How Much Do Teen Babysitters Usually Make?
Congratulations on finding a responsible and caring teen that you can trust to watch your children when you're away. If you want to keep her as your primary sitter, you'll have to pay her well enough that she won't be tempted away by other families willing to pay a bit more. Knowing the going rates and average pay can help you decide just how much is appropriate.

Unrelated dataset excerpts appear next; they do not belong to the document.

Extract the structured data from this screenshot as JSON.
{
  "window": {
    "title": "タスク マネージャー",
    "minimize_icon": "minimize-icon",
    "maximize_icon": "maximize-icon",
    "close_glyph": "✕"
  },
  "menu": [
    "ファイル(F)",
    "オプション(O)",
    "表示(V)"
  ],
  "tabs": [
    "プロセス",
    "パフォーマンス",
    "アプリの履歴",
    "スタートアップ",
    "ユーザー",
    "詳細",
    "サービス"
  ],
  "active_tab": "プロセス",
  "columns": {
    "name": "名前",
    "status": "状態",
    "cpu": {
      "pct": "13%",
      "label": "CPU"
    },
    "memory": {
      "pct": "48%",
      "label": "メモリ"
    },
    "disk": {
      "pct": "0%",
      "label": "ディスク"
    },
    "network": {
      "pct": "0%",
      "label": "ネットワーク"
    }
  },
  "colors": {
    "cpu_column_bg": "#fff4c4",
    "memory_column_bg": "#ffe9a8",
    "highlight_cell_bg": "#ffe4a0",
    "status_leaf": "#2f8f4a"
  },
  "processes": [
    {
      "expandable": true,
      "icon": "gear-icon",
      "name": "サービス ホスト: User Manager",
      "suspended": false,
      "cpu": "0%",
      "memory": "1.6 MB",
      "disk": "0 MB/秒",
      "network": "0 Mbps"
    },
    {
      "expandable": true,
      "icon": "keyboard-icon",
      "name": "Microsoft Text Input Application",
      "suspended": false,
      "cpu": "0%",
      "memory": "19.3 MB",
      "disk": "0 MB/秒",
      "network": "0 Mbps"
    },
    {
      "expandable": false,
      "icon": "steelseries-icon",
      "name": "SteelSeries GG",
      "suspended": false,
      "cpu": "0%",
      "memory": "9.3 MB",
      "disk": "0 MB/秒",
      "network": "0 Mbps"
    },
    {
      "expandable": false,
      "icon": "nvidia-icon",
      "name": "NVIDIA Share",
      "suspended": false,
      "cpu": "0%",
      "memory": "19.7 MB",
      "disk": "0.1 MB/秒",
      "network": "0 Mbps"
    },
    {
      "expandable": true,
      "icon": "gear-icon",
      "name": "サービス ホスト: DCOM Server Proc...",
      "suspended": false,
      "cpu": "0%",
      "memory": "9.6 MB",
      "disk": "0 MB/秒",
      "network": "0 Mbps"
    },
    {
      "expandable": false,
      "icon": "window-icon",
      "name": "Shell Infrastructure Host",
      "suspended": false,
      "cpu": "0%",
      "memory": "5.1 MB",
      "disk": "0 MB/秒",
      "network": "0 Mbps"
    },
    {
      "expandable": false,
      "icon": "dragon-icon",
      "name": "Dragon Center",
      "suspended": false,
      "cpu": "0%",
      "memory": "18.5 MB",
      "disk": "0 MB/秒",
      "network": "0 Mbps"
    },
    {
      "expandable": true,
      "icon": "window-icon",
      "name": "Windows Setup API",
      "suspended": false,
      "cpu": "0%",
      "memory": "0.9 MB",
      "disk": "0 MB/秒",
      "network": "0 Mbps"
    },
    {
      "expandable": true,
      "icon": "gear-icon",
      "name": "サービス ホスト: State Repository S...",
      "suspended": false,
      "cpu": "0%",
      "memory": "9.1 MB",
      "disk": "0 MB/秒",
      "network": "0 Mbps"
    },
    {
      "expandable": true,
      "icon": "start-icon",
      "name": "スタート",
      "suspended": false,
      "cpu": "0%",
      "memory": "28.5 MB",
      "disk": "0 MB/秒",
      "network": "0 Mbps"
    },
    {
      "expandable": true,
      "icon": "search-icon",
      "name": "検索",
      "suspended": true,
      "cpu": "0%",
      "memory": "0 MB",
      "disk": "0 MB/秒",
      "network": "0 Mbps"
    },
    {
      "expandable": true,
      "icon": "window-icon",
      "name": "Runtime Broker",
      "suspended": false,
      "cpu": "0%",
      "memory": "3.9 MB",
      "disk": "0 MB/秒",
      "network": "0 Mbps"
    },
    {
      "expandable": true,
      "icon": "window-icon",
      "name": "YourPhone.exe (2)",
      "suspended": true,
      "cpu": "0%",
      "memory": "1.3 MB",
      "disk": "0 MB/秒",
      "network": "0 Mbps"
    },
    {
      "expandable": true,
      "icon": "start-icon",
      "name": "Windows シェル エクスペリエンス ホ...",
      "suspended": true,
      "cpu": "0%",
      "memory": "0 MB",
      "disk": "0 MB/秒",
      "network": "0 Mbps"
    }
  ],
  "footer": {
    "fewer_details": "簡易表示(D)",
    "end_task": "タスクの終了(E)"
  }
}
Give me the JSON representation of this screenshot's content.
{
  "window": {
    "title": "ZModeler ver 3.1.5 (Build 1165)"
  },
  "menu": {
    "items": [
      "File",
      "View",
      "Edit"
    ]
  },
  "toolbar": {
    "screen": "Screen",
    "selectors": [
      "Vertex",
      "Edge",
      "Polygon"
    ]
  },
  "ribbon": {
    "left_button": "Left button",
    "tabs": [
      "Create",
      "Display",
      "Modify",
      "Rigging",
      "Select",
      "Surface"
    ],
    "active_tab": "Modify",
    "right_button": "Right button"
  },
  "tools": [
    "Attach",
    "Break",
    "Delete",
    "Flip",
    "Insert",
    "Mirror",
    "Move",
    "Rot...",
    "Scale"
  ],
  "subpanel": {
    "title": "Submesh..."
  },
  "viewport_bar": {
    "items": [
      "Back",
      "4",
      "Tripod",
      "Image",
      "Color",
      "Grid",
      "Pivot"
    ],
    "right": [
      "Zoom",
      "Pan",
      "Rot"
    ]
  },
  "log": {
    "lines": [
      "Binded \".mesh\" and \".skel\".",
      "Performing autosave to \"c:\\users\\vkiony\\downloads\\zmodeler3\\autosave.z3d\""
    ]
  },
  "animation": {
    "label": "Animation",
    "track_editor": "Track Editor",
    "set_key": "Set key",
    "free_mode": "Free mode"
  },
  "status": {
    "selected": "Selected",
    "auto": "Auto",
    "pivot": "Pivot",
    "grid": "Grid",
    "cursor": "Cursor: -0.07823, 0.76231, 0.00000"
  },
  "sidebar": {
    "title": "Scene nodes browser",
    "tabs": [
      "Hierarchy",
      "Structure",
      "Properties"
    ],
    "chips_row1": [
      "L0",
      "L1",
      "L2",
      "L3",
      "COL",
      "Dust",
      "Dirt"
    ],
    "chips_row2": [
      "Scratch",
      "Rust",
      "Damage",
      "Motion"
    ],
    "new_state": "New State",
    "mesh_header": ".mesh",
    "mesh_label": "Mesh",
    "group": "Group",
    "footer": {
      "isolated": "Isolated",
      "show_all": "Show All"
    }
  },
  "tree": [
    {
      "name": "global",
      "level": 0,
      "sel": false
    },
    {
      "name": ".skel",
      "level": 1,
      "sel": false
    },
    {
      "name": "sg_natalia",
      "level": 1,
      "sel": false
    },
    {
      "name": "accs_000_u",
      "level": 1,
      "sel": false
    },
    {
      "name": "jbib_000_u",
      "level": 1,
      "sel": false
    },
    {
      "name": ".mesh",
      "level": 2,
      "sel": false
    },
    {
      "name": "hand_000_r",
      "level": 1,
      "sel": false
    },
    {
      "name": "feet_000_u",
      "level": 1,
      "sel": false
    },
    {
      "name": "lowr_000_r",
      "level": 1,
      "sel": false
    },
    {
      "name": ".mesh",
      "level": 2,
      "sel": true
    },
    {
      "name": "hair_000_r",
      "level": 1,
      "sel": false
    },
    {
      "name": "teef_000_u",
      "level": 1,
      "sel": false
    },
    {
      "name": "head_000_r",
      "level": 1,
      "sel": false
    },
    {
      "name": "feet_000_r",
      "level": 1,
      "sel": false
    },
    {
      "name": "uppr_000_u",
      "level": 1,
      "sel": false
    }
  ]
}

The average amount to pay a teen babysitter varies by state and city, but according to a 2009 study from FoxBusiness.com, the average hourly rate for a babysitter is about $13. If you live close to a large city, such as New York or Los Angeles, you'll probably pay a bit more than if you live in a small rural town. Experience and age also play a role in the amount a teen babysitter earns. A younger, inexperienced babysitter might earn $8 an hour while a seasoned veteran can earn $15 or more per hour.
Number of Children
Most teen babysitters have a set rate to babysit one child but may charge extra if you have more than one child. Again, that rate varies from place to place, but expect to pay $1 to $2 more per hour for each additional child the babysitter is caring for. If one of your children is a newborn, expect to pay an extra $1 to $2 dollars an hour for the baby as well.
You don't have to pay a teen babysitter extra for going above and beyond, but many parents do, so that they can keep their favorite sitter from being lured away by another family. If your teen babysitter takes it upon herself to prepare meals and do light housekeeping, you may want to pay her a little extra. That can range from a $10 "tip" to an extra dollar or two per hour. If the sitter helps an older child with homework, you might want to pay a little extra for that, too. Teen babysitters who must care for a high-maintenance pet might also earn a few extra dollars. If you secure a teen sitter on major holidays, such as New Year's Eve or Valentine's Day, consider paying time and a half, suggests FoxBusiness.com.
Before hiring a teen babysitter, talk with her and decide on a rate together. Discuss how many children she'll be responsible for and what chores, if any, you want her to complete while she's there. Jordan Lane, author of "The Babysitting Bible," recommends paying more than minimum wage and be willing to raise your sitter's rate if you really adore her and if she consistently goes above and beyond to provide excellent care for your children 2. When you pay a fair price for the sitter based on her skills, she's more likely to keep up the good work and remain a trusted employee who can be counted on in the future.